At some point, xkcd cartoonist Randall Munroe is going to put out a book focusing on his map-related cartoons, isn’t he. The latest in his “Bad Map Projection” series (previously: All South Americas, Time Zones, Liquid Resize) is The Greenland Special, an equal-area projection except for Greenland, which uses Mercator. And I thought he was messing with us before.
The British Antarctic Survey—which despite its name focuses its attention on both polar regions—has released a new one-sheet map of Greenland and the European Arctic. The 1:4,000,000-scale map covers a region from Baffin Island to Novaya Zemlya to Scotland: a region that’s usually on the edges of maps of the Arctic and Europe rather than getting its own map. More importantly, it’s a very recent snapshot of a rapidly changing region: the retreating ice sheet in Greenland is revealing new landscapes. The map costs £12 and is available either folded or rolled from Stanfords and the Scott Polar Research Institute. [BBC]
NASA’s Jet Propulsion Laboratory: “New maps of Greenland’s coastal seafloor and bedrock beneath its massive ice sheet show that two to four times as many coastal glaciers are at risk of accelerated melting as previously thought. Researchers at the University of California at Irvine (UCI), NASA and 30 other institutions have published the most comprehensive, accurate and high-resolution relief maps ever made of Greenland’s bedrock and coastal seafloor. Among the many data sources incorporated into the new maps are data from NASA’s Ocean Melting Greenland (OMG) campaign.”
The Arctic Journal reports on recent efforts to produce more detailed, systematic and accurate maps of Greenland.
Danish officials today announced promising initial results of a project using satellites to collect cartographic data faster and more efficiently than has been possible using aeroplanes.

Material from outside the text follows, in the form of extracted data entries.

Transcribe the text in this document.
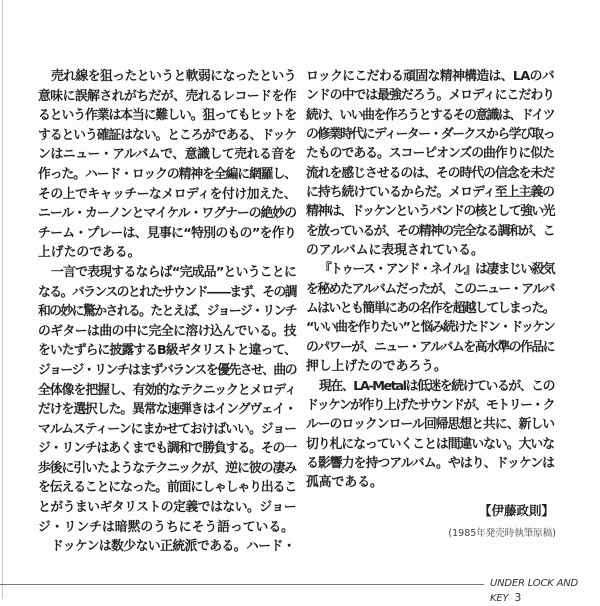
売れ線を狙ったというと軟弱になったという
意味に誤解されがちだが、売れるレコードを作
るという作業は本当に難しい。狙ってもヒットを
するという確証はない。ところがである、ドッケ
ンはニュー・アルバムで、意識して売れる音を
作った。ハード・ロックの精神を全編に網羅し、
その上でキャッチーなメロディを付け加えた、
ニール・カーノンとマイケル・ワグナーの絶妙の
チーム・プレーは、見事に“特別のもの”を作り
上げたのである。
一言で表現するならば“完成品”ということに
なる。バランスのとれたサウンド――まず、その調
和の妙に驚かされる。たとえば、ジョージ・リンチ
のギターは曲の中に完全に溶け込んでいる。技
をいたずらに披露するB級ギタリストと違って、
ジョージ・リンチはまずバランスを優先させ、曲の
全体像を把握し、有効的なテクニックとメロディ
だけを選択した。異常な速弾きはイングヴェイ・
マルムスティーンにまかせておけばいい。ジョー
ジ・リンチはあくまでも調和で勝負する。その一
歩後に引いたようなテクニックが、逆に彼の凄み
を伝えることになった。前面にしゃしゃり出るこ
とがうまいギタリストの定義ではない。ジョー
ジ・リンチは暗黙のうちにそう語っている。
ドッケンは数少ない正統派である。ハード・
ロックにこだわる頑固な精神構造は、LAのバ
ンドの中では最強だろう。メロディにこだわり
続け、いい曲を作ろうとするその意識は、ドイツ
の修業時代にディーター・ダークスから学び取っ
たものである。スコーピオンズの曲作りに似た
流れを感じさせるのは、その時代の信念を未だ
に持ち続けているからだ。メロディ至上主義の
精神は、ドッケンというバンドの核として強い光
を放っているが、その精神の完全なる調和が、こ
のアルバムに表現されている。
『トゥース・アンド・ネイル』は凄まじい殺気
を秘めたアルバムだったが、このニュー・アルバ
ムはいとも簡単にあの名作を超越してしまった。
“いい曲を作りたい”と悩み続けたドン・ドッケン
のパワーが、ニュー・アルバムを高水準の作品に
押し上げたのであろう。
現在、LA-Metalは低迷を続けているが、この
ドッケンが作り上げたサウンドが、モトリー・ク
ルーのロックンロール回帰思想と共に、新しい
切り札になっていくことは間違いない。大いな
る影響力を持つアルバム。やはり、ドッケンは
孤高である。
【伊藤政則】
(1985年発売時執筆原稿)
UNDER LOCK AND KEY 3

The project involved using SPOT 6 and 7, two commercially operated European satellites, flying at an altitude of 700km to collect images of four specific areas […]. The pictures they returned over a two-year period beginning in 2015 each measure 360 square km. Objects as small as 1.5 m can be discerned in the pictures, making them detailed enough to be used to make precise, high-resolution maps.
Cartographers are now in the process of turning the data into finished, on-line maps. The maps themselves are expected to publicly available by autumn. But, even before that, the data gathered by the satellites will be placed on-line.
Lois Parshley’s essay on the last unmapped, mysterious places—Greenlandic fjords, the slums of Haiti, the ocean’s depths, black holes in space—is a long read worth reading. Originally published last month as “Here Be Dragons: Finding the Blank Spaces in a Well-Mapped World” in the Virginia Quarterly Review, it’s been reprinted by the Guardian, in an edited, tighter version, as “Faultlines, Black Holes and Glaciers: Mapping Uncharted Territories.”
NASA: “NASA researchers have helped produce the first map showing what parts of the bottom of the massive Greenland Ice Sheet are thawed— key information in better predicting how the ice sheet will react to a warming climate.”